La regale «Missa solemnis in do» dell'enfant prodige Johan Hummel
domenica 8 agosto 2004
La vicenda artistica e biografica di Johann Nepomuk Hummel (1778-1837) si è incrociata in modo sorprendente con quella delle più illustri figure del panorama musicale europeo coevo. Enfant-prodige e virtuoso della tastiera, aveva poco più di otto anni quando Mozart lo accolse a Vienna come compagno di giochi dei suoi figli e gli impartì lezioni private di pianoforte, facendolo esordire sotto la sua direzione in un concerto pubblico; allievo di Salieri a fianco di Beethoven, nel 1804 venne poi raccomandato dallo stesso Haydn come suo successore nella carica di Konzertmeister presso la corte dei principi ungheresi Esterházy.

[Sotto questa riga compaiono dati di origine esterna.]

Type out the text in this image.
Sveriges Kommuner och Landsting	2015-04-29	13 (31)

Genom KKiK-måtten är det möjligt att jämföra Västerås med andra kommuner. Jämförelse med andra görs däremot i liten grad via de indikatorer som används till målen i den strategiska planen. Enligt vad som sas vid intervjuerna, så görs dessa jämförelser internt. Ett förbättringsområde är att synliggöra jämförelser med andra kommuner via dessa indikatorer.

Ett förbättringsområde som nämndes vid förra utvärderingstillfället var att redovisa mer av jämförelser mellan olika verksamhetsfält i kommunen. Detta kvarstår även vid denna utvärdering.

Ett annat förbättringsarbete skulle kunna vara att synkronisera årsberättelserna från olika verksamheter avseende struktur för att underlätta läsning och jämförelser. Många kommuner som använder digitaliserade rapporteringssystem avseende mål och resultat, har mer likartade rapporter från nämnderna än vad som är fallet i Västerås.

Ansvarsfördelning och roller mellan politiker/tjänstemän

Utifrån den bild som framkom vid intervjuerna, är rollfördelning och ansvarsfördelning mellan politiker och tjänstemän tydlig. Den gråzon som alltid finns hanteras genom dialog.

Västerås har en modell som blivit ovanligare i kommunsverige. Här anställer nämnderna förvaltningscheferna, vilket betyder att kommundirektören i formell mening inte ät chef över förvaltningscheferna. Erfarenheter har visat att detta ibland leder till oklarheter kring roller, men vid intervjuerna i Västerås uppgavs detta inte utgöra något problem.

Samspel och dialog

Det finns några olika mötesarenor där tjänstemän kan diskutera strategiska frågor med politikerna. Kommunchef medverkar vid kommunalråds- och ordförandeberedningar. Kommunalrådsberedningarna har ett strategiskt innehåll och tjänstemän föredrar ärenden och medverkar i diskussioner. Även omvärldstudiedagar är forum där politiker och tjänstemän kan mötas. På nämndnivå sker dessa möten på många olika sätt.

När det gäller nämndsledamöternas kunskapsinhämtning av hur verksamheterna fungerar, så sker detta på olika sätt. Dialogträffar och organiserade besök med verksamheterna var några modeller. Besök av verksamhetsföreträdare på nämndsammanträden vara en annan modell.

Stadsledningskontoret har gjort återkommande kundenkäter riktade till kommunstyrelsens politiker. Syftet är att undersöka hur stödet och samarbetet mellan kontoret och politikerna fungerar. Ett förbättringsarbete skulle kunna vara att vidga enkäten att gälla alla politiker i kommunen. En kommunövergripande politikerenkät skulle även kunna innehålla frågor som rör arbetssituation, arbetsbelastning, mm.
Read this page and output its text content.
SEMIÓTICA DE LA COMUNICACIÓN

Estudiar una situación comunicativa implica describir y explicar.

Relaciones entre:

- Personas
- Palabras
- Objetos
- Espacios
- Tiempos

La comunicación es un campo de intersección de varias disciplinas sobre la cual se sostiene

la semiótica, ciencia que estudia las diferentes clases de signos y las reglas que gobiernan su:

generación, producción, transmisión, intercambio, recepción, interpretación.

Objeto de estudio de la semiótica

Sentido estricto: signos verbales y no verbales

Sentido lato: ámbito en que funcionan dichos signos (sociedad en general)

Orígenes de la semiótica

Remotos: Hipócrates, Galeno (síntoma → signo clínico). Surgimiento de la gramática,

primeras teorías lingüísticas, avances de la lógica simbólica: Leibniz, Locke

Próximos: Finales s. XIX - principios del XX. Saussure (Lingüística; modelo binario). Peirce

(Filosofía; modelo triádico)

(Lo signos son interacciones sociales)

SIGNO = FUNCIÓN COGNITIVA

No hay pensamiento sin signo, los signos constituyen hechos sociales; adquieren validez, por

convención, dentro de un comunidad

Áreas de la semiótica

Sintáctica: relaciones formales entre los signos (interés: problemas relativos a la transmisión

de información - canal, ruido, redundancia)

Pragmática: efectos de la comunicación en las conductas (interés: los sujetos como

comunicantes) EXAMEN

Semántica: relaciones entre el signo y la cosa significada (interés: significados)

E proprio alla loro sfarzosa residenza di Eisenstadt è rimasta legata la parte più considerevole (in termini di quantità e qualità) della produzione di carattere religioso di Hummel, riconducibile a mottetti, oratori e soprattutto all'accompagnamento musicale della Santa Messa, per la quale ogni anno era regolarmente richiesta una nuova versione da eseguire in occasione dell'onomastico della principessa Maria Ermenegilda; una commissione prestigiosa che venne onorata, tra gli altri, anche da Haydn, con i suoi ultimi sei capolavori liturgici (tra il 1796 e il 1802), e da Beethoven, con la Messa in do op. 86 (nel 1807). Per il matrimonio della principessa Leopoldina, nel 1806 Hummel scrisse invece la Missa Solemnis in do maggiore, oggi proposta in prima incisione assoluta dal gruppo corale Tower Voices e dall'Orchestra Sinfonica della Nuova Zelanda diretti da Uwe Grodd (cd pubblicato da Naxos e distribuito da Ducale); un'interpretazione dagli esiti a tratti un po' discontinui (soprattutto per quanto riguarda il quartetto di cantanti solisti), ma che nel complesso dimostra una precisa e coerente chiave di lettura. Nell'assecondare in modo convincente il classicismo un po' manieristico di un'opera che riesce peraltro a sorprendere per la profondità di alcune pagine concepite con efficacissimo taglio poetico, come il Credo (con la splendida e commovente sezione dell'«Et incarnatus») o l'intenso Agnus Dei finale (coronato da un vivace episodio fugato); svelando echi di quella «purezza mozartiana» che è stata riconosciuta all'arte di Hummel da un giudice severo come Robert Schumann.